Maria del Mar estaba mirando hacia el camino y, de repente, desvió la mirada más allá de ellos.

– Oh. Ahí están. Vienen hacia aquí -dijo.

– ¿Qué buscan? -volvió a preguntar Eduardo.

Josep se obligó a no darse la vuelta para mirarlos.

– No lo sé -contestó.

Uno de los guardias era más fornido que el otro, y un palmo más bajo. Aunque era visiblemente mayor, tenía una buena melena, mientras que el más joven lucía ya algo de calvicie en la coronilla. Ninguno de los dos uniformados sonreía, pero en ningún momento fueron rudos, cosa que los volvía más amenazadores si cabe.
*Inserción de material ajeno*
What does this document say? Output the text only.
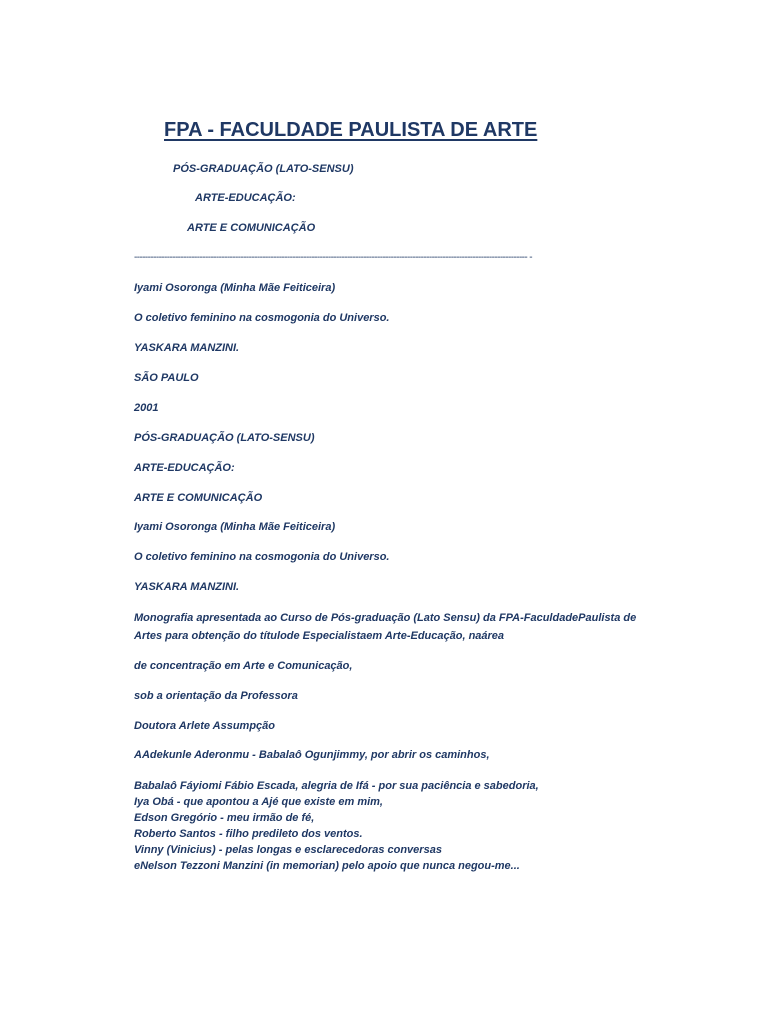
FPA - FACULDADE PAULISTA DE ARTE
PÓS-GRADUAÇÃO (LATO-SENSU)
ARTE-EDUCAÇÃO:
ARTE E COMUNICAÇÃO
------------------------------------------------------------------------------------------------------------------------------------------------ -
Iyami Osoronga (Minha Mãe Feiticeira)
O coletivo feminino na cosmogonia do Universo.
YASKARA MANZINI.
SÃO PAULO
2001
PÓS-GRADUAÇÃO (LATO-SENSU)
ARTE-EDUCAÇÃO:
ARTE E COMUNICAÇÃO
Iyami Osoronga (Minha Mãe Feiticeira)
O coletivo feminino na cosmogonia do Universo.
YASKARA MANZINI.
Monografia apresentada ao Curso de Pós-graduação (Lato Sensu) da FPA-FaculdadePaulista de Artes para obtenção do títulode Especialistaem Arte-Educação, naárea
de concentração em Arte e Comunicação,
sob a orientação da Professora
Doutora Arlete Assumpção
AAdekunle Aderonmu - Babalaô Ogunjimmy, por abrir os caminhos,
Babalaô Fáyiomi Fábio Escada, alegria de Ifá - por sua paciência e sabedoria,
Iya Obá - que apontou a Ajé que existe em mim,
Edson Gregório - meu irmão de fé,
Roberto Santos - filho predileto dos ventos.
Vinny (Vinicius) - pelas longas e esclarecedoras conversas
eNelson Tezzoni Manzini (in memorian) pelo apoio que nunca negou-me...
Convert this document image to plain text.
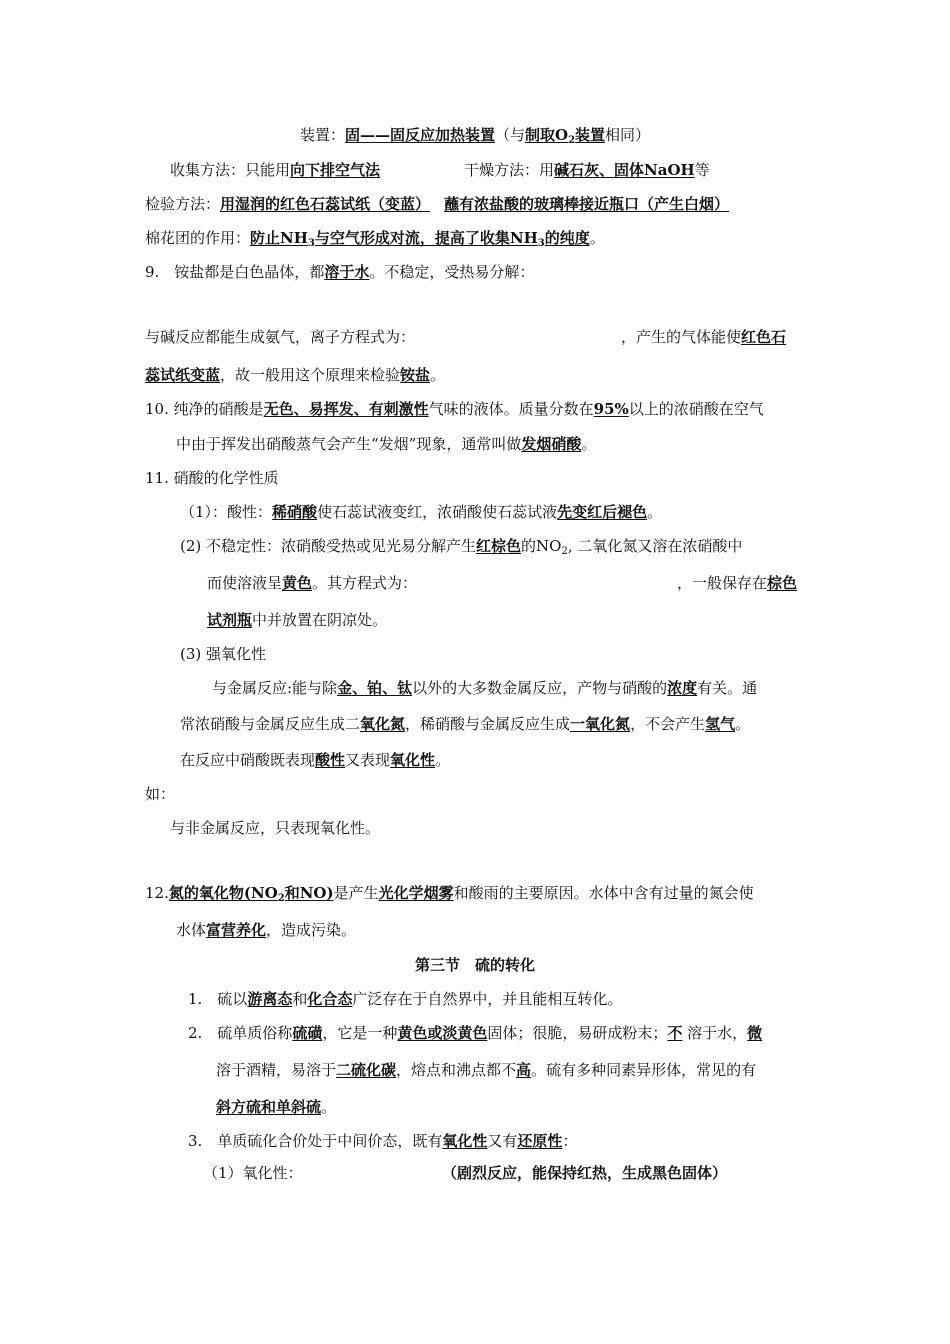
装置：固——固反应加热装置（与制取$O_2$装置相同）
收集方法：只能用向下排空气法	干燥方法：用碱石灰、固体NaOH等
检验方法：用湿润的红色石蕊试纸（变蓝） 蘸有浓盐酸的玻璃棒接近瓶口（产生白烟）
棉花团的作用：防止$NH_3$与空气形成对流，提高了收集$NH_3$的纯度。
9.　铵盐都是白色晶体，都溶于水。不稳定，受热易分解：
与碱反应都能生成氨气，离子方程式为：	，产生的气体能使红色石
蕊试纸变蓝，故一般用这个原理来检验铵盐。
10. 纯净的硝酸是无色、易挥发、有刺激性气味的液体。质量分数在95%以上的浓硝酸在空气
中由于挥发出硝酸蒸气会产生“发烟”现象，通常叫做发烟硝酸。
11. 硝酸的化学性质
（1）：酸性：稀硝酸使石蕊试液变红，浓硝酸使石蕊试液先变红后褪色。
(2) 不稳定性：浓硝酸受热或见光易分解产生红棕色的$NO_2$, 二氧化氮又溶在浓硝酸中
而使溶液呈黄色。其方程式为：	，一般保存在棕色
试剂瓶中并放置在阴凉处。
(3) 强氧化性
与金属反应:能与除金、铂、钛以外的大多数金属反应，产物与硝酸的浓度有关。通
常浓硝酸与金属反应生成二氧化氮，稀硝酸与金属反应生成一氧化氮，不会产生氢气。
在反应中硝酸既表现酸性又表现氧化性。
如：
与非金属反应，只表现氧化性。
12.氮的氧化物($NO_2$和NO)是产生光化学烟雾和酸雨的主要原因。水体中含有过量的氮会使
水体富营养化，造成污染。
第三节　硫的转化
1.　硫以游离态和化合态广泛存在于自然界中，并且能相互转化。
2.　硫单质俗称硫磺，它是一种黄色或淡黄色固体；很脆，易研成粉末；不 溶于水，微
溶于酒精，易溶于二硫化碳，熔点和沸点都不高。硫有多种同素异形体，常见的有
斜方硫和单斜硫。
3.　单质硫化合价处于中间价态，既有氧化性又有还原性：
（1）氧化性：	（剧烈反应，能保持红热，生成黑色固体）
– ¿Señor Álvarez? ¿Señora? Soy el cabo Bagés y éste es el agente Manso. Creo que ya conocen al señor Casals.

Josep asintió y Tonio lo miró sin dirigirle la palabra.

– Hola, Maria del Mar.

– Hola, Tonio -respondió ella en voz baja.

– Nos gustaría echarle un vistazo a sus propiedades, señor. ¿Tiene alguna objeción?